Se acerca hacia donde estamos y me estrecha despacio en sus brazos, admirándome como si fuera el premio deportivo más importante de su vida. ese que ha querido por tanto tiempo y que tanto se ha demorado en conseguir.
Entiendo, en esa mirada cargada de adoración y amor, que ni los balones de oro, ni las copas de Europa, ni las botas de oro, ni los premios de platino son tan especiales como lo soy yo.
No firmó con el real Madrid pese a que era su sueño porque no estaba dispuesto a aceptar todas las condiciones, pero sí renunció a sus prejuicios estúpidos para hacerme feliz. Se convirtió en el mejor papá que pudieron haber tenido los mellizos solo por mí.
–¡papá! Alexander dice que parezco un payazo.
–Eso no es cierto. Eres la niña más hermosa de todo el mundo, pareces una princesa –le dice mirándola con adoración sin dejar de abrazarme.
–me faltan unos pendientes como los que tiene mamá, papi.
–¿A, ¿sí? Vamos a ir a comprar mañana todos los que quieras.
–Pero yo quería ir a la gala con esos.
–Tus aretes son muy bonitos, mi amor. Y ya te dije que los que tengo son muy grandes para ti –intento razonar.
–Mañana iremos a buscar unos para ti –me contradice Christopher y le miro mal–. Hoy quiero que uses esto.
Del bolcillo del saco saca una cajita de terciopelo blanco que abre despacio, dejando a la vista dos medallas idénticas. Cuando se arrodilla a la altura de Alessia, puedo distinguir que se trata de una que tiene la misma cantidad de piedras que todos los trofeos que ha ganado en su carrera.
Se toma un buen rato para colocársela, y tras besar su cabeza, se pone de pie para que me coloque, con la misma paciencia, la otra medalla.
–Todo lo que he ganado en mi carrera es por y para ustedes –empieza con un hilo de voz–. Y si esta noche consigo el balón de oro, le vamos a aumentar una piedra más al collar. Y de aquí a... ¿20 años? Este campeón va a duplicar las que tienen ¿verdad? –mira con detenimiento a Alexander, que está concentrado colocándose un reloj.
¿Un reloj?
Es el reloj, el mismo que hacía algunos años, luego de ganar su segundo balón de oro, Christopher se mandó a fabricar en Rolex.

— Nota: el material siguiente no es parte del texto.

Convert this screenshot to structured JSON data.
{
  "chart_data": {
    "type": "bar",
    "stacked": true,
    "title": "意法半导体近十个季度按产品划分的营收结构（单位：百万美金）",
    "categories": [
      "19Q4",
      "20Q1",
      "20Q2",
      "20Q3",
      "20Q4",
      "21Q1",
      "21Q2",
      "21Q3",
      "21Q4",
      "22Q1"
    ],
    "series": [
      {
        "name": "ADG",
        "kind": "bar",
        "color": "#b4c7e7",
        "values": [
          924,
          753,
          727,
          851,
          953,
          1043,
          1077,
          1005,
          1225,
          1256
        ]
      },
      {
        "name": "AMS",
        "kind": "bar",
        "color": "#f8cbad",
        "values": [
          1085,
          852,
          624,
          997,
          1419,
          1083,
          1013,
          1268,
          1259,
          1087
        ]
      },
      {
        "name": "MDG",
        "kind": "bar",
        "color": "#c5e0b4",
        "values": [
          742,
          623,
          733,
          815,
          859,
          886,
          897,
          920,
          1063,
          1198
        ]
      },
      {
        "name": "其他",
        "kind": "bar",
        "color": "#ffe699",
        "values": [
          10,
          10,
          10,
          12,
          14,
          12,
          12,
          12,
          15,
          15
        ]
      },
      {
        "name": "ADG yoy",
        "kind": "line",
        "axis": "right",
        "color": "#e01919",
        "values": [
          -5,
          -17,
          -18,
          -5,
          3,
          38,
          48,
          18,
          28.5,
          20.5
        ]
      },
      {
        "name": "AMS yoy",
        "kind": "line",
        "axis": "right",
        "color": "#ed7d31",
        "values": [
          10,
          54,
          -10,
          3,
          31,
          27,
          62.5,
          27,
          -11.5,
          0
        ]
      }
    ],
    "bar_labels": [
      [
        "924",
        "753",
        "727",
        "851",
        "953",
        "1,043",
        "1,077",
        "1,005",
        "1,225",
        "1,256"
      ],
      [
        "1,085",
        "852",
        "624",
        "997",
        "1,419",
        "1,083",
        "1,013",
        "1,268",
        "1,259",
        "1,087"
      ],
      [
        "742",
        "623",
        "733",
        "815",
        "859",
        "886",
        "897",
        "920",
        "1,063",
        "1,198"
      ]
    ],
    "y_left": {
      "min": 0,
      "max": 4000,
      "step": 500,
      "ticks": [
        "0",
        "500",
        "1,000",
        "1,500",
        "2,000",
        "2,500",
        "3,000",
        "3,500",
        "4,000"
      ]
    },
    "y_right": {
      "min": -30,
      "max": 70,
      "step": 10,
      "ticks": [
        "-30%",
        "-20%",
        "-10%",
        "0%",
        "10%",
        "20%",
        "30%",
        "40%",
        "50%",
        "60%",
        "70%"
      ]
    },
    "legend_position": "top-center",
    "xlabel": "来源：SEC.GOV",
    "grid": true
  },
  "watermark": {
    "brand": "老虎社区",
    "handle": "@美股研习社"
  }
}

"Soy el mejor" –dice en la cara interna de la joya.
–Sí. En el Madrid.
Esa noche, mi hija y yo aseguramos una piedra más en el collar, porque Alexander se lleva el balón de oro y un reconocimiento especial.
Diez años más tarde, Christopher firma un acuerdo con el Real Madrid, pero no como jugador, si no como padre de la nueva promesa del fútbol.
Tres años después, Alexander, con el reloj y con los botines blancos favoritos de su padre, es presentado por todo lo alto en el Santiago Bernabéu.